Working with Azure File storage
Azure File storage provides a way for applications to share storage accessible via SMB 2.1 protocol. It is particularly useful for VMs and cloud services as a mounted share, and applications can use the File Storage API to access File storage.
Objective summary
- A blob container has several options for access permissions. When set to Private, all access requires credentials. When set to Public Container, no credentials are required to access the container and its blobs. When set to Public Blob, only blobs can be accessed without credentials if the full URL is known.
- To access secure containers and blobs, you can use the storage account key or a shared access signatures.
- AzCopy is a useful utility for activities such as uploading blobs, transferring blobs from one container or storage account to another, and performing these and other activities related to blob management in scripted batch operations.
- Block blobs allow you to upload, store, and download large blobs in blocks up to 4 MB each. The size of the blob can be up to 200 GB.
- You can use a blob naming convention akin to folder paths to create a logical hierarchy for blobs, which is useful for query operations.
Objective review
Answer the following questions to test your knowledge of the information in this objective. You can find the answers to these questions and explanations of why each answer choice is correct or incorrect in the “Answers” section at the end of this chapter.
Which of the following is not true about metadata? (Choose all that apply.)
- Both containers and blobs have writable system properties.
- Blob user-defined metadata is accessed as a key value pair.
- System metadata can influence how the blog is stored and accessed in Azure Storage.
- Only blobs have metadata; containers do not.

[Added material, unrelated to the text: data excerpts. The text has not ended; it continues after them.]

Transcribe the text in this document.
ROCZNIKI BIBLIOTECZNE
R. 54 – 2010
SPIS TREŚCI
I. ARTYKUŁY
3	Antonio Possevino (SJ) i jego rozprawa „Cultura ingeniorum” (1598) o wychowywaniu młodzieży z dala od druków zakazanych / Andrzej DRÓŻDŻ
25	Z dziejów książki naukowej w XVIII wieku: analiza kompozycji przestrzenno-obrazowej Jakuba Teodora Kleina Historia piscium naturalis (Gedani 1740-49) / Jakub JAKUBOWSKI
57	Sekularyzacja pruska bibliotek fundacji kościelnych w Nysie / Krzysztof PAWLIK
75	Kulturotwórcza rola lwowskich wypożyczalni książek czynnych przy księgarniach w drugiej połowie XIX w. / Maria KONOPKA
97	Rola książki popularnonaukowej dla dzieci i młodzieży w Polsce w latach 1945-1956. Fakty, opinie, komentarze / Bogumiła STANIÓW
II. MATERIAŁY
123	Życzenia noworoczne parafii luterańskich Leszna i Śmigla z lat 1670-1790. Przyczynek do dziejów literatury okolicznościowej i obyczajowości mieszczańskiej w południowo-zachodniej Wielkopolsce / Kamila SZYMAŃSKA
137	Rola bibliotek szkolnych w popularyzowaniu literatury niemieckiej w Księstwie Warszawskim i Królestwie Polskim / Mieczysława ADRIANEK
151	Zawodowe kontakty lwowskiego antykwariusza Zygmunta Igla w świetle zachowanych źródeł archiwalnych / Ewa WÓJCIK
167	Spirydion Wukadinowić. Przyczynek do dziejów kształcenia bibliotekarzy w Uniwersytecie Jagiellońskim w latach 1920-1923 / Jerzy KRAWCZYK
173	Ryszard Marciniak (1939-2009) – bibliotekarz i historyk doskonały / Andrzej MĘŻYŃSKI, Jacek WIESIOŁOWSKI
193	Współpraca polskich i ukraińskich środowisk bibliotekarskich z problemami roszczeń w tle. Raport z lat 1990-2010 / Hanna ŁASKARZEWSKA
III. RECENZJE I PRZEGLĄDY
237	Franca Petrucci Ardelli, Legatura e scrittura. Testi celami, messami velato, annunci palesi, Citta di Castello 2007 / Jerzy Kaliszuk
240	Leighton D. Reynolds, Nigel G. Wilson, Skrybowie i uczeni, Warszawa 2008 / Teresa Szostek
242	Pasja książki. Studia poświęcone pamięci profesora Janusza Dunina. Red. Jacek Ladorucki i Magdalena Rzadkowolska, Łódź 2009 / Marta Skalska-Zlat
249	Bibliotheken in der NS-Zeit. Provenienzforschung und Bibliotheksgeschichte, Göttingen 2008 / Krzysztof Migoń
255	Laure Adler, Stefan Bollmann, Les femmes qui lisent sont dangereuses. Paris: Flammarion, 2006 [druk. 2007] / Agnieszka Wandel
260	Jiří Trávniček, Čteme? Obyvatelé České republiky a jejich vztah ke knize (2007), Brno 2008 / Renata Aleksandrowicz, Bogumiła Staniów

Which of the following are valid differences between page blobs and block blobs? (Choose all that apply.)
- Page blobs are much faster for all operations.
- Block blobs allow files to be uploaded and assembled later. Blocks can be resubmitted individually.

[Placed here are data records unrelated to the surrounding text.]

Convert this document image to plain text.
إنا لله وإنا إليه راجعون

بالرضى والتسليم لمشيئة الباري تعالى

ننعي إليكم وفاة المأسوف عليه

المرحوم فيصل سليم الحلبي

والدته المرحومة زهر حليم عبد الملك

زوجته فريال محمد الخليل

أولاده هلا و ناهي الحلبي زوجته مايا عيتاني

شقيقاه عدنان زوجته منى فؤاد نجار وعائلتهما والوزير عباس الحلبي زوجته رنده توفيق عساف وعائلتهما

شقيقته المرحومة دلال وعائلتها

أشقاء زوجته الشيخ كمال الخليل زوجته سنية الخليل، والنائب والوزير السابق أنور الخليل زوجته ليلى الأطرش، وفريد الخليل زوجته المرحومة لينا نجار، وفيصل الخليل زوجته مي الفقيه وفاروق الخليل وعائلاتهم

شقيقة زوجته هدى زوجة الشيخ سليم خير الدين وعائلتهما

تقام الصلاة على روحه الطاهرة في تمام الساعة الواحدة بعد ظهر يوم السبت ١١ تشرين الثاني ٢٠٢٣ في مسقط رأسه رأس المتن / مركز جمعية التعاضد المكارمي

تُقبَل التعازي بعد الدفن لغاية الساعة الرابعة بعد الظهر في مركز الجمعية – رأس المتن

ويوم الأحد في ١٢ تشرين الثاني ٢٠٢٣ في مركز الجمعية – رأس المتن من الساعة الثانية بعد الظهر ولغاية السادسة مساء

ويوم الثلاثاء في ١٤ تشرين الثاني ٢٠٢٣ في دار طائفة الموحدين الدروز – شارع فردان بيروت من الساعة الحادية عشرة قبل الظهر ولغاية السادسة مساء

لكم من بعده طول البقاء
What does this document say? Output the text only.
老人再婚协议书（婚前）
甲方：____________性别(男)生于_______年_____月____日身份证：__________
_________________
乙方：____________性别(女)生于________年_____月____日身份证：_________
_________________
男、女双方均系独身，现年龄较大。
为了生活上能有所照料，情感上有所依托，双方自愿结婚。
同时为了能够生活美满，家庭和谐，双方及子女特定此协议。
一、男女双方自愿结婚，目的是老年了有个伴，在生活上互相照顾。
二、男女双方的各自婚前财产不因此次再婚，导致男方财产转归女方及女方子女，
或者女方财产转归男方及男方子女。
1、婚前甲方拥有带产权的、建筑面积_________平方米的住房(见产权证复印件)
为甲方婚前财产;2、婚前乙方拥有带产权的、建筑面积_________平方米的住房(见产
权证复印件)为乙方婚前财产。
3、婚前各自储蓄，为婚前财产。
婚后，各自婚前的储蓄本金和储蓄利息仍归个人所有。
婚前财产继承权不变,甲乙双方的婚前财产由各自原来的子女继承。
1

- Page blobs are good for all sorts of files, like video and images.
- Block blobs have a max size of 200 GB. Page blobs can be 1 terabyte.
What are good recommendations for securing files in Blob storage? (Choose all that apply.)
- Always use SSL.
- Keep your primary and secondary keys hidden and don’t give them out.
- In your application, store them someplace that isn’t embedded in client-side code that users can see.
- Make the container publicly available.